82 On Bulgaria just after independence, see for example Herbert 1906: 152. Also, Turkish speakers were allowed to remain in Greek Thrace.

83 As late as the 1970s, US NATO troops stationed in Turkey could use Turkish when on vacation in the older sections of Athens (VAF field notes, 1979).

84 Thus, for example, although Elbasan Geg was an official standard in Albania between the two World Wars, in reality it functioned as a kind of lingua communis (cf. Naylor 1992), and modern Standard Albanian (based on Korça Tosk), like Standard Macedonian, evolved in the wake of World War Two. It is worth noting in this regard that Sandfeld often distinguished between Bulgarian and what he called macédo-bulgare (cf. Friedman 1997c), despite the fact that at the time he was writing, the status of Macedonian was disputed (see Friedman 2000e; Vaillant 1938).

85 In the original preamble and Article 78 (November 17, 1991) and in Amendments IV and XII (November 16, 2001). There are seven sub-varieties of Arli traditionally spoken in Skopje, of which Topaanli, the old urban dialect, and Gavutno, the dialect of surrounding villages, are the most differentiated, with other sub-dialects generally sharing various features with one or the other (see Friedman 2017a and references therein for details).

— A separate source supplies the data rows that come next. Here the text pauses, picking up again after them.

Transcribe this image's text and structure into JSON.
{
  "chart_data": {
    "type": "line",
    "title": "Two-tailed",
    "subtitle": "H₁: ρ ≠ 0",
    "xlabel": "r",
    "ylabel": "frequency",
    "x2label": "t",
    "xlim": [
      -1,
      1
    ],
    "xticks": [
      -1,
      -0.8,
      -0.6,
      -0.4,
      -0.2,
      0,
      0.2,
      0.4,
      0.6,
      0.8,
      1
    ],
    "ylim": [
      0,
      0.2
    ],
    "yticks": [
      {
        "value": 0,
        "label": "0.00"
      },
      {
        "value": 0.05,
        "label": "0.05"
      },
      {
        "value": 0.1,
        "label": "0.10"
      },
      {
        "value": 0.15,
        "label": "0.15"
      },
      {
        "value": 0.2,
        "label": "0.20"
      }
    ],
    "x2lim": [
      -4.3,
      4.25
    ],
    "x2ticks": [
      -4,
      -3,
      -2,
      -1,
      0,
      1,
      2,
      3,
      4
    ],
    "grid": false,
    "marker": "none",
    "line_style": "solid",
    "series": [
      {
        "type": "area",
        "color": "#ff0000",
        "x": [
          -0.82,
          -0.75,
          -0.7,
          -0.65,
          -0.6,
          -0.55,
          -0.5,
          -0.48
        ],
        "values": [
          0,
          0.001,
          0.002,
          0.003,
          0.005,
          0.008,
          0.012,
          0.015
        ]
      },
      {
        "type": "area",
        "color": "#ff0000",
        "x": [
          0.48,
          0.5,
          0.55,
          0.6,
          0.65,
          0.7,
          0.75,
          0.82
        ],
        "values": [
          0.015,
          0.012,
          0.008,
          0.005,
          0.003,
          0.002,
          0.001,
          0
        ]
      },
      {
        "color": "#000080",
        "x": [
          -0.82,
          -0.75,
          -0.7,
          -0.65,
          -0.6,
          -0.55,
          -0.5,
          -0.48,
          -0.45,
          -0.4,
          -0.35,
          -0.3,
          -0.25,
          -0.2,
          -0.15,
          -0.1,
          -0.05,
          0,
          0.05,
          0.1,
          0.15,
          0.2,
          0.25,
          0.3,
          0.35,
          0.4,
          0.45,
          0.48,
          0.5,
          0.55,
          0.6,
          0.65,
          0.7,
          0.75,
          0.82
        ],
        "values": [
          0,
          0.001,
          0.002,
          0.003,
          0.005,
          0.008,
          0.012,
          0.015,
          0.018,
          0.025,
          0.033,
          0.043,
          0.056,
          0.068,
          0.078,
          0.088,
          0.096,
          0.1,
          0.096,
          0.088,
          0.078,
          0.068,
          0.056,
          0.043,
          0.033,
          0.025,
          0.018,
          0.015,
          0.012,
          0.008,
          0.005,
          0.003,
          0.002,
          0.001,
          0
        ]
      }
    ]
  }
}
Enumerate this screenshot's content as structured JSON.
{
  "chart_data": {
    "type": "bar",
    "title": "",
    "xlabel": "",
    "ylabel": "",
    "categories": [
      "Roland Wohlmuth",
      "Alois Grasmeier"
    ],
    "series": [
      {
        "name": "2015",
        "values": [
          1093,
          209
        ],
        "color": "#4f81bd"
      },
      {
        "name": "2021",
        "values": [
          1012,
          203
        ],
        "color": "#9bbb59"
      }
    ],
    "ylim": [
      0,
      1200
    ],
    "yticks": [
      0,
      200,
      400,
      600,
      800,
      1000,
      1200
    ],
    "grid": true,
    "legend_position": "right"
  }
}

86 It is interesting to note that in 1999, when pro-Albanian circles were courting western public opinion and when thousands of Albanians were working in Greece as economic migrants, these maps were modified so that the claimed ethnic border coincided exactly with the Albanian–Greek political border (which was not the case in maps based on Ottoman boundaries).

87 As indicated in §§1.2.2.7.1 and 1.2.3.3, kaza is roughly ‘county’ and nahiye is roughly ‘township.’ Ottoman administrative divisions in the Balkans underwent numerous changes, especially in the course of the nineteenth century. The largest administrative unit was changed from the eyalet to the vilayet in 1864. The vilayets were divided into sancaks (also spelled sandžak, sandjak, sanjak), with kaza and nahiye being smaller administrative subdivisions.

88 But note that the classical Theranda was probably modern Prizren (see Hamp 1992a).

89 In the case of Albanian, there is considerable variation in using definite or indefinite forms, e.g., Tirana vs. Tiranë, Elbasani vs. Elbasan. We follow the common English-language practice of using the definite for feminine toponyms in -a (indefinite -ë) and the indefinite elsewhere. In the case of Kosovo, we use the form that is now internationally recognized.

90 The lone exception being, perhaps, Romania, which at one point referred to what is now Turkish Thrace.

91 The names Agimi ‘the dawn,’ Bashkimi ‘the unity,’ and Stambol ‘Istanbul’ referred to literary societies promoting the respective alphabets. The Bashkimi alphabet used the Italian <gn> for the palatal nasal whereas the New Latin alphabet used <nj>. Bashkimi used <c> for the voiceless dorso-palatal stop, New Latin used <q>. Agimi used the acute accent over <n> and <k>, respectively. The Stambol alphabet used a kind of agma <ŋ> and <q>. For schwa, Stambol used Greek epsilon <ε>, New Latin used e+diaeresis <ë>, Agimi used the inverted e used by linguists <ǝ>, and Bashkimi used <e> for schwa and acute accented <é> for /e/.

92 During the late nineteenth and early twentieth centuries, when the Turkish-language press was significantly censored by the ruling regime, Armenian-alphabet Turkish papers were ignored by the regime, and lessons in the Armenian alphabet were offered to and taken by non-Armenian Turkish-speakers who wanted to read uncensored news (Cankara 2014).